British tabloids nicknamed the lone protestor Tank Man, but his true identity is still unconfirmed. Some believe he was executed for hindering a military operation, others claim he is safe thanks to his anonymity, as there are possible repercussions to what he did, even over 40 years later. Time Magazine included the ‘unknown rebel’ on a list of the 100 most important people of the 20th century.
Sometime in the late 19th century, the drowned body of a young woman was recovered from the Seine in Paris. As was customary in those days, the body was put on display at the Paris mortuary, in the hope that someone would recognize and identify her. Although no one came forward, she did catch the eye of one pathologist, who became so entranced by the girl’s face and her mysterious half-smile that he asked a molder to take a plaster cast of her face.
The mask, which some refer to as the ‘drowned Mona Lisa’ or ‘L’Inconnue’ became a cultural phenomenon, inspiring artists like Louis Aragon, Man Ray, and Vladimir Nabokov, to imagine stories around the mystery woman. But what really immortalized the face of L’Inconnue, and where you probably recognize her form is this: a Norwegian toy manufacturer specializing in soft plastic created the first CPR mannequin — using the unknown woman’s face. He drew inspiration from a replica of the mask hanging in his parent's home. His creation is now the standard CPR doll model, dubbed Rescue Annie.
Oftentimes, writers don’t get the same celebrity status as pop stars, but that wasn’t the case for Thomas Pynchon. Most of the dry details of the life of this author, whose novels include "The Crying of Lot 49," "Gravity’s Rainbow," and "Inherent Vice" can be verified. However, considering how influential he was, Pynchon kept an air of mystery around himself.
There are only four known photos of him as an adult, two at most, are recognizably Pynchon. Locating him is near impossible and the same goes for his family members. According to The Atlantic, Pynchon’s associates and friends almost always decline to comment on his whereabouts, apparently for fear of being cut off by him. It isn’t clear why he is so reclusive, but it certainly makes him even more of a fascinating figure.
Elie Wiesel, Monsieur Chouchani's student, Image Source: Wikimedia Commons
Monsieur Chouchani, or Shushani, is the nickname of an otherwise anonymous and enigmatic Jewish teacher, who taught a small group of distinguished students after World War II, the most famous ones being Emmanuel Levinas and Elie Wiesel.
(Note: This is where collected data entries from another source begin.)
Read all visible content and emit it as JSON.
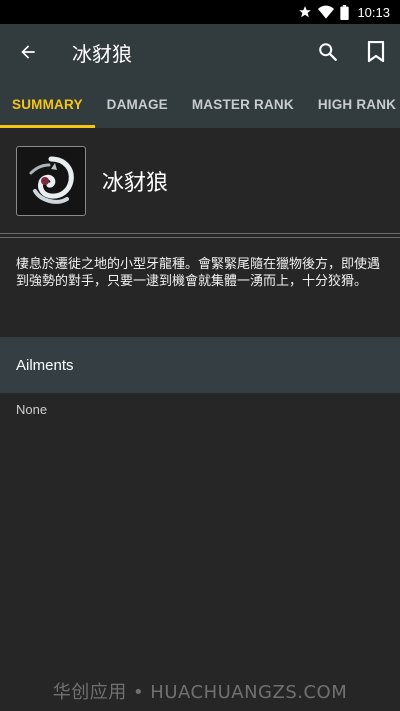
{
  "status_bar": {
    "time": "10:13"
  },
  "app_bar": {
    "title": "冰豺狼"
  },
  "tabs": [
    {
      "label": "SUMMARY",
      "active": true
    },
    {
      "label": "DAMAGE",
      "active": false
    },
    {
      "label": "MASTER RANK",
      "active": false
    },
    {
      "label": "HIGH RANK",
      "active": false
    }
  ],
  "monster": {
    "name": "冰豺狼",
    "description": "棲息於遷徙之地的小型牙龍種。會緊緊尾隨在獵物後方，即使遇到強勢的對手，只要一逮到機會就集體一湧而上，十分狡猾。"
  },
  "ailments": {
    "header": "Ailments",
    "value": "None"
  },
  "watermark": "华创应用 • HUACHUANGZS.COM",
  "colors": {
    "accent": "#f5c518",
    "app_bar": "#323b3e",
    "background": "#262626"
  }
}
Not much is known about Chouchani, not even his real name. His gravestone, which is located in La Paz, Uruguay where he died in 1968 reads "The wise Rabbi Chouchani of blessed memory. His birth and his life are sealed in enigma." The text is by Elie Wiesel, who hypothesized Shushani’s real name was Mordechai Rosenbaum, while the Hebrew University professor Shalom Rosenberg asserts that Chouchani's actual name was Hillel Perlman. Although Chouchani is such a mysterious figure, he was reputed to be a master in quite a few areas of knowledge and is very highly regarded by his pupils.